Clarence Thomas: A Longtime Critic
Justice Thomas has long argued that parts of the Voting Rights Act—especially the provisions that gave the federal government oversight over state election laws—are no longer necessary. In his view, America has changed enough that these protections are outdated.
He has stated, both in rulings and writings, that laws like Section 5 (which required some states to get federal approval before changing voting rules) are unconstitutional. He believes such sections place unfair burdens on states and no longer reflect modern-day realities.
Turning Point: Shelby County v. Holder
In 2013, the Court decided Shelby County v. Holder, a case that significantly weakened the Voting Rights Act. The justices struck down the formula that determined which states had to get pre-approval before making voting changes. While Chief Justice John Roberts wrote the majority opinion, Clarence Thomas went further—he wanted the entire preclearance section removed.
This decision opened the door for several states to pass stricter voting laws, many of which critics say unfairly impact minority voters.
The Numbers Game: Why Now Is Different
Back then, Thomas’s opinions didn’t carry the weight to rewrite the law. But things have changed. Today’s Supreme Court leans heavily conservative. Justices Gorsuch, Kavanaugh, and Barrett have joined the bench, all appointed by Republican presidents. With this new makeup, Clarence Thomas may finally have the numbers to carry out what he has advocated for decades: a major rollback of the Voting Rights Act.
Recent Cases Reflect the Shift
One major signal came in Brnovich v. DNC (2021), where the Court made it harder to challenge state voting laws under Section 2 of the Act. This section is supposed to stop rules that result in racial discrimination, even if discrimination isn’t the law’s intent. But with the Court’s new interpretation, proving harm has become much tougher.
Thomas supported this direction and continues to argue that states should have broader control over how they run elections.
What Could Be Next?
If the current Supreme Court majority agrees with Thomas in upcoming cases, we could see:
- Further weakening of Section 2, making it harder to challenge voter suppression tactics.
- Total removal of Section 5, even in theory.
- Expanded power for states to decide voting rules with less federal oversight.
- A rise in new voter restrictions, especially in battleground or conservative-leaning states.
In essence, what remains of the Voting Rights Act could be gutted.
Critics Warn of Backsliding
Civil rights groups are deeply concerned. They argue that voting discrimination hasn’t vanished—it has simply changed form. While we no longer see poll taxes or literacy tests, we do see strict voter ID laws, reduced early voting windows, and mass purging of voter rolls. These newer tactics still affect voters of color, especially in states with a history of discrimination.
For them, Clarence Thomas’s long-held views are dangerous—not just for minority voters but for democracy itself.

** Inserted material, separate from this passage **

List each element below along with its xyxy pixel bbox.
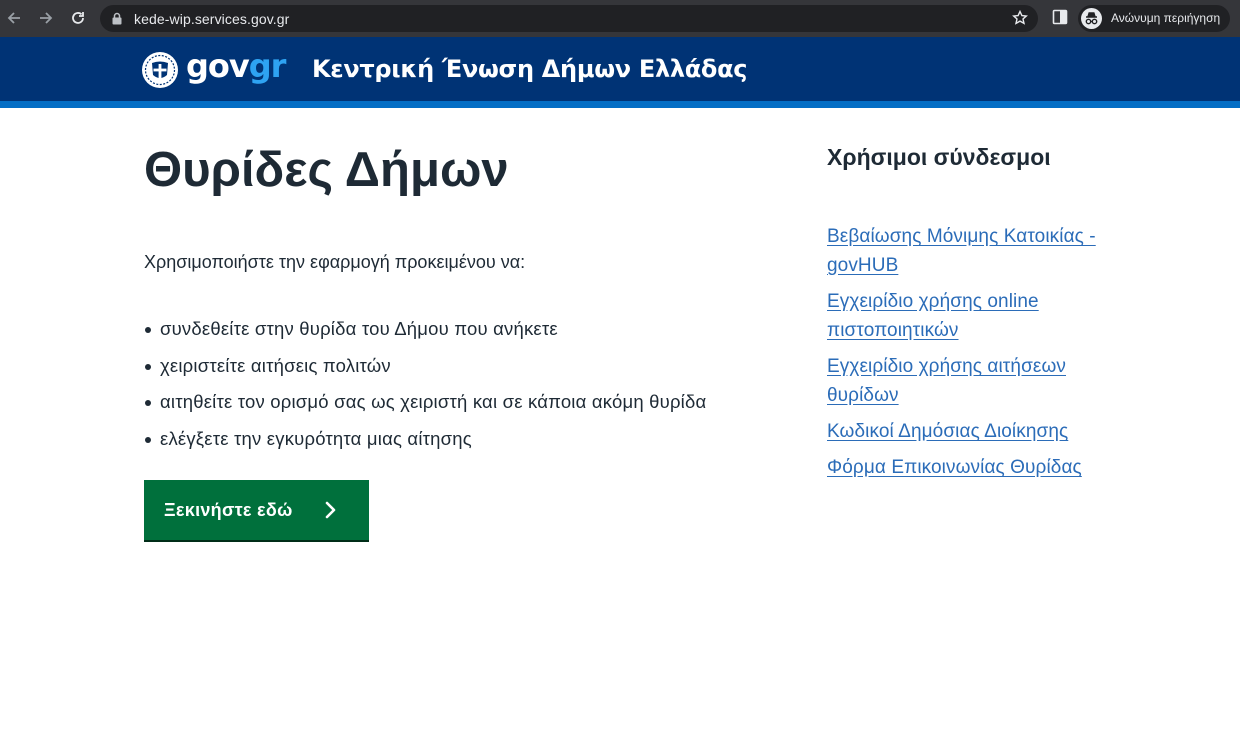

A Divided Nation on Voting Rights
The public is split. Some believe tighter laws are needed to prevent fraud, even though voter fraud remains rare. Others believe voter access should be expanded, not restricted. Congress has attempted to respond with legislation like the John Lewis Voting Rights Advancement Act, but political gridlock continues.
Meanwhile, the courts—especially the Supreme Court—are taking the lead. And Justice Thomas may finally be in control of the direction.
Final Thoughts: Democracy at a Crossroads
The Voting Rights Act was born from protest, sacrifice, and a desire for justice. It helped millions gain a voice in shaping the country’s future. Now, with Clarence Thomas and a conservative Supreme Court majority at the helm, the law’s power is hanging in the balance.
Whether the Act will be revived, redefined, or dismantled remains to be seen—but the decisions made in the coming months could echo for decades.